Dynamic guarantee fund
Another source close to the exchange said that the example of the LBSA default has highlighted to HKEx management that any market risks incurred from the default from a clearing member is, essentially, "hidden" by the guarantee fund - hence there has been a concurrent drive by clearing houses in the region to overhaul their risk management measures afforded to their cash clearing units.

Li said HKEx plans to be receptive to the introduction of a ‘dynamic guarantee fund' - with its size positively correlated to market volatility. Therefore, the more volatile the market, the more clearing members - and the exchange itself - will contribute to the fund collectively.

Meanwhile, HKEx's derivatives clearing house, the Hong Kong Futures Exchange Clearing Corporation (HKCC), enjoyed a diverging fate from its cash clearing sister division in the aftermath of the Lehman Brothers default. The Securities and Futures Commission (SFC) permitted Lehman Brothers Futures Asia (LBFA) to take the action necessary to facilitate the closing and transferring out of existing futures and options contracts in Hong Kong Futures Exchange leading to clients' instructions being confirmed.
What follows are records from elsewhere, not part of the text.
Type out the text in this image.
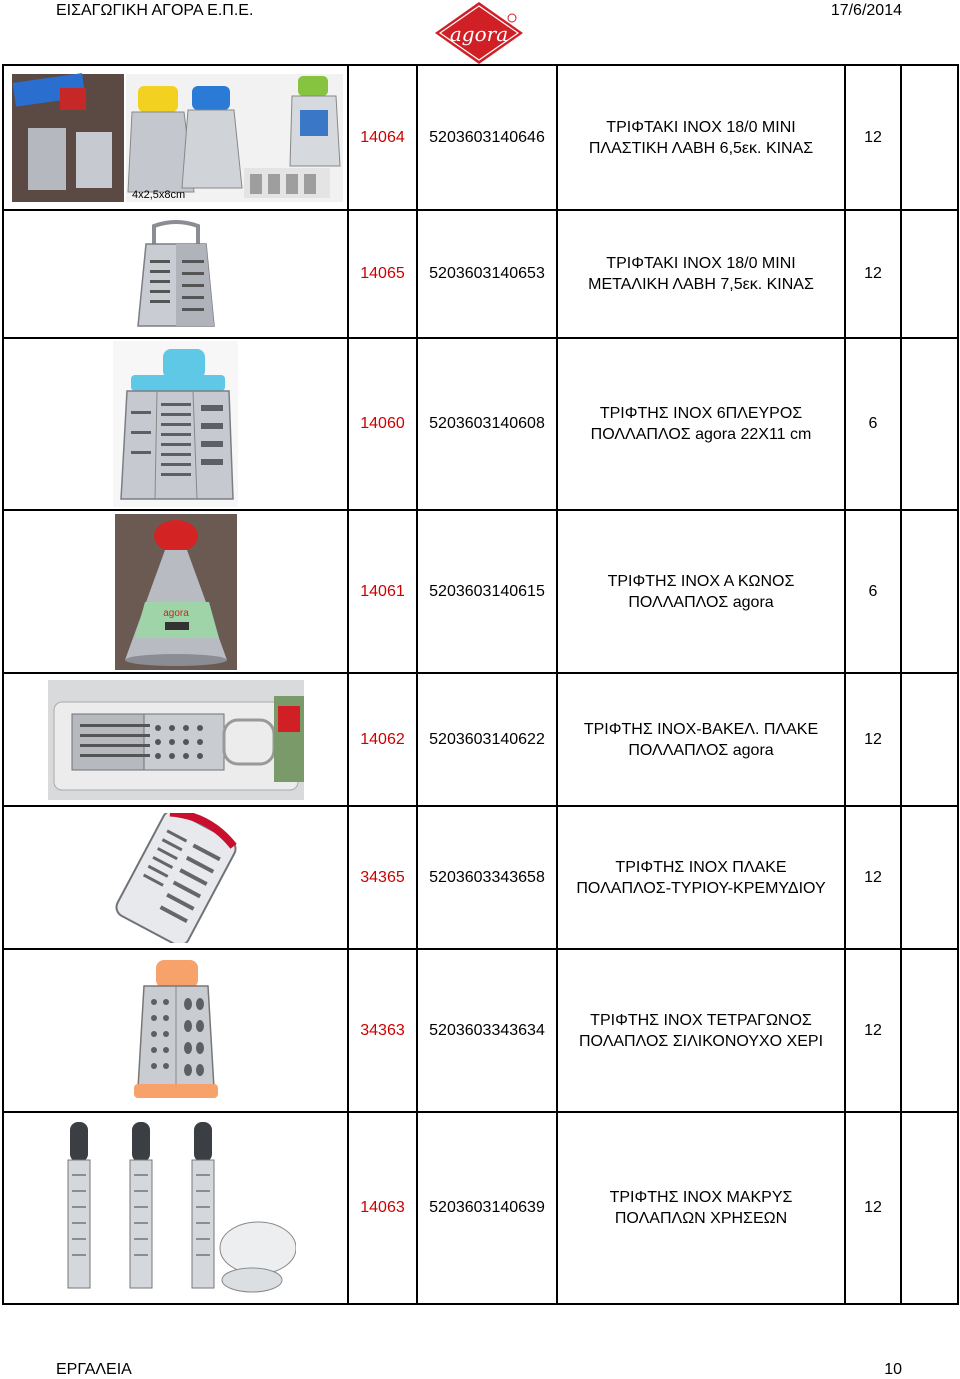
ΕΙΣΑΓΩΓΙΚΗ ΑΓΟΡΑ Ε.Π.Ε.
agora
17/6/2014
4x2,5x8cm	14064	5203603140646	ΤΡΙΦΤΑΚΙ ΙΝΟΧ 18/0 ΜΙΝΙ
ΠΛΑΣΤΙΚΗ ΛΑΒΗ 6,5εκ. ΚΙΝΑΣ	12	

	14065	5203603140653	ΤΡΙΦΤΑΚΙ ΙΝΟΧ 18/0 ΜΙΝΙ
ΜΕΤΑΛΙΚΗ ΛΑΒΗ 7,5εκ. ΚΙΝΑΣ	12	

	14060	5203603140608	ΤΡΙΦΤΗΣ ΙΝΟΧ 6ΠΛΕΥΡΟΣ
ΠΟΛΛΑΠΛΟΣ agora 22X11 cm	6	

agora	14061	5203603140615	ΤΡΙΦΤΗΣ ΙΝΟΧ Α ΚΩΝΟΣ
ΠΟΛΛΑΠΛΟΣ agora	6	

	14062	5203603140622	ΤΡΙΦΤΗΣ ΙΝΟΧ-ΒΑΚΕΛ. ΠΛΑΚΕ
ΠΟΛΛΑΠΛΟΣ agora	12	

	34365	5203603343658	ΤΡΙΦΤΗΣ ΙΝΟΧ ΠΛΑΚΕ
ΠΟΛΑΠΛΟΣ-ΤΥΡΙΟΥ-ΚΡΕΜΥΔΙΟΥ	12	

	34363	5203603343634	ΤΡΙΦΤΗΣ ΙΝΟΧ ΤΕΤΡΑΓΩΝΟΣ
ΠΟΛΑΠΛΟΣ ΣΙΛΙΚΟΝΟΥΧΟ ΧΕΡΙ	12	

	14063	5203603140639	ΤΡΙΦΤΗΣ ΙΝΟΧ ΜΑΚΡΥΣ
ΠΟΛΑΠΛΩΝ ΧΡΗΣΕΩΝ	12	
ΕΡΓΑΛΕΙΑ	10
LBFA closed part of its options and futures positions during a two-day period, and the HKCC stepped in to close out all remaining positions before market close on September 18.

The key difference compared with the worse-off consequence faced by the HKSCC was due to sufficient margin collateral being in place to cover the close-out costs of the LBFA default, thus no loss was incurred by HKCC. The HKEx said in its 2008 full year report that in accordance with its rules HKCC has refunded all surplus margin collateral to LBFA's provisional liquidator. As at end of 2008 the HKCC had a reserve fund of HK$578.85 million.